After reading this complete CSS Physics Paper-II 2020 Solved guide, revise it in three rounds. In the first round, learn the definitions and formulas. In the second round, reproduce each derivation without looking. In the third round, solve the numerical questions again with units and compare your answer with the final result.

Question Revision Task
Q2 Derive electric field from Coulomb law, derive Poisson equation and recalculate 4.10×10¹² N/C.
Q3 Write Poynting vector, Poynting theorem, four Maxwell equations and vector potential definitions.
Q4 Explain uncertainty, tunneling and solve electron momentum numerical again.
Q5 Compare n-type and p-type semiconductors, NPN and PNP transistors, and explain MOSFET.
Q6 Write decay law, activity, half-life and alpha-decay energy calculation.
Q7 Explain fission chain reaction, draw reactor diagram and list radiation detectors.
Q8 Prepare any two notes but revise all three: dielectric polarization, Ampere law and accelerators.

Related Resources for CSS Physics Paper-II 2020 Solved

Exam Note: For CSS Physics Paper-II, many answers combine theory and equations. Write definitions first, then formula, then derivation or explanation, and close with one application. This makes answers clearer and more examiner-friendly.

FAQs About CSS Physics Paper-II 2020 Solved

What does CSS Physics Paper-II 2020 Solved include?

CSS Physics Paper-II 2020 Solved includes complete solved answers for Q2 to Q8 with definitions, derivations, numerical calculations, formulas, final answers and exam-ready notes.

What is the electric field answer in Question 2?

The electric field due to charge 2e at distance 26.5×10⁻¹² m is approximately 4.10×10¹² N/C.

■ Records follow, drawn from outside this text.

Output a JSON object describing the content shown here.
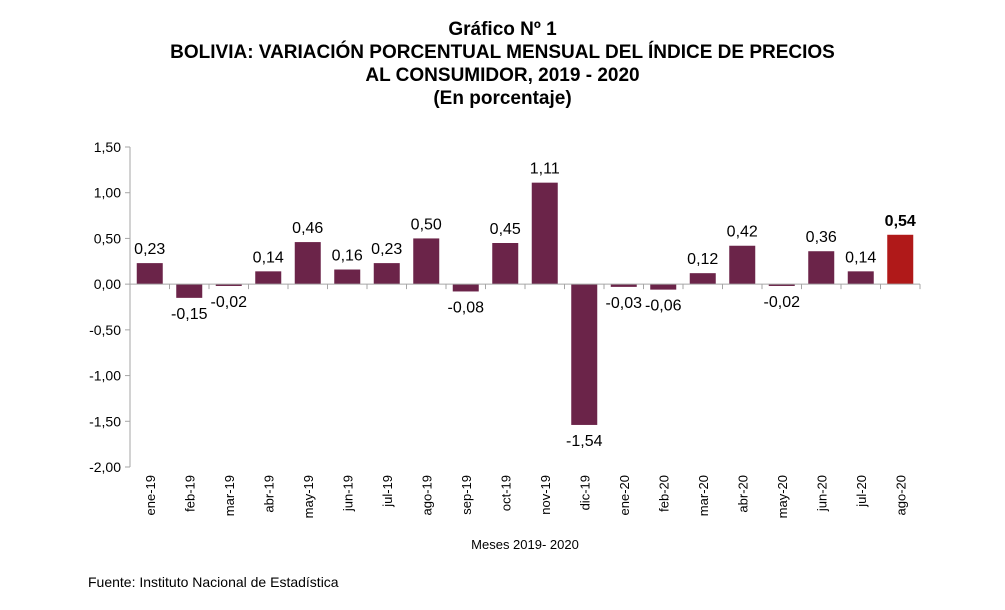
{
  "title_lines": [
    "Gráfico Nº 1",
    "BOLIVIA: VARIACIÓN PORCENTUAL MENSUAL DEL ÍNDICE DE PRECIOS",
    "AL CONSUMIDOR, 2019 - 2020",
    "(En porcentaje)"
  ],
  "source": "Fuente: Instituto Nacional de Estadística",
  "colors": {
    "bar": "#6b2449",
    "highlight": "#b01919",
    "axis": "#a6a6a6"
  },
  "chart_data": {
    "type": "bar",
    "categories": [
      "ene-19",
      "feb-19",
      "mar-19",
      "abr-19",
      "may-19",
      "jun-19",
      "jul-19",
      "ago-19",
      "sep-19",
      "oct-19",
      "nov-19",
      "dic-19",
      "ene-20",
      "feb-20",
      "mar-20",
      "abr-20",
      "may-20",
      "jun-20",
      "jul-20",
      "ago-20"
    ],
    "values": [
      0.23,
      -0.15,
      -0.02,
      0.14,
      0.46,
      0.16,
      0.23,
      0.5,
      -0.08,
      0.45,
      1.11,
      -1.54,
      -0.03,
      -0.06,
      0.12,
      0.42,
      -0.02,
      0.36,
      0.14,
      0.54
    ],
    "data_labels": [
      "0,23",
      "-0,15",
      "-0,02",
      "0,14",
      "0,46",
      "0,16",
      "0,23",
      "0,50",
      "-0,08",
      "0,45",
      "1,11",
      "-1,54",
      "-0,03",
      "-0,06",
      "0,12",
      "0,42",
      "-0,02",
      "0,36",
      "0,14",
      "0,54"
    ],
    "highlight_index": 19,
    "xlabel": "Meses 2019- 2020",
    "ylabel": "",
    "ylim": [
      -2.0,
      1.5
    ],
    "yticks": [
      1.5,
      1.0,
      0.5,
      0.0,
      -0.5,
      -1.0,
      -1.5,
      -2.0
    ],
    "ytick_labels": [
      "1,50",
      "1,00",
      "0,50",
      "0,00",
      "-0,50",
      "-1,00",
      "-1,50",
      "-2,00"
    ],
    "grid": false,
    "legend": "none"
  }
}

What is Poisson’s equation?

Poisson’s equation is ∇²V = -ρ/ε0. In a charge-free region, it becomes Laplace’s equation: ∇²V = 0.

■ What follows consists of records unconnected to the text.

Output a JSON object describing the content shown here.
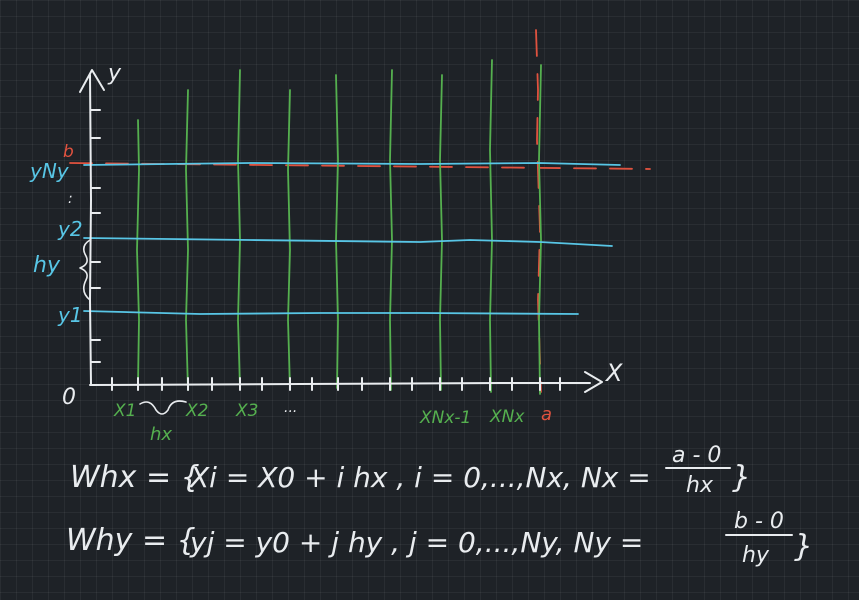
{
  "colors": {
    "background": "#1e2227",
    "grid": "#2b3036",
    "white_ink": "#e9ecef",
    "green_ink": "#55b04f",
    "blue_ink": "#58c6e6",
    "red_ink": "#e0523f"
  },
  "axes": {
    "y_label": "y",
    "x_label": "X",
    "origin_label": "0"
  },
  "labels": {
    "b": "b",
    "y_ny": "yNy",
    "y_dots": ":",
    "y2": "y2",
    "hy": "hy",
    "y1": "y1",
    "x1": "X1",
    "x2": "X2",
    "x3": "X3",
    "x_dots": "...",
    "hx": "hx",
    "x_nx_minus_1": "XNx-1",
    "x_nx": "XNx",
    "a": "a"
  },
  "formulas": {
    "line1": {
      "lhs": "Whx = {",
      "body": "Xi = X0 + i hx , i = 0,...,Nx,  Nx =",
      "frac_num": "a - 0",
      "frac_den": "hx",
      "close": "}"
    },
    "line2": {
      "lhs": "Why = {",
      "body": "yj = y0 + j hy , j = 0,...,Ny,  Ny =",
      "frac_num": "b - 0",
      "frac_den": "hy",
      "close": "}"
    }
  }
}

What is the Poynting vector?

The Poynting vector is S=E×H, or S=(1/μ0)E×B in vacuum. It gives electromagnetic energy flow per unit area per second.

What is the momentum of the electron in Question 4?

For m=9.11×10⁻³¹ kg and v=1.88×10⁶ m/s, electron momentum is approximately 1.71×10⁻²⁴ kg m/s.

What is the alpha-decay energy in Question 6?

The alpha decay of ²³⁸U releases approximately 4.33 MeV, or 6.94×10⁻¹³ J.

What is the difference between n-type and p-type semiconductors?

n-type semiconductors are formed by pentavalent donor doping and have electrons as majority carriers. p-type semiconductors are formed by trivalent acceptor doping and have holes as majority carriers.

What are the main parts of a nuclear reactor?

Main reactor parts include fuel, moderator, control rods, coolant, shielding, heat exchanger, turbine and generator.

Can I paste this HTML into WordPress?

Yes. The post avoids an H1 heading so your WordPress post title can remain the only H1. The internal structure begins with H2 and continues with H3/H4 headings.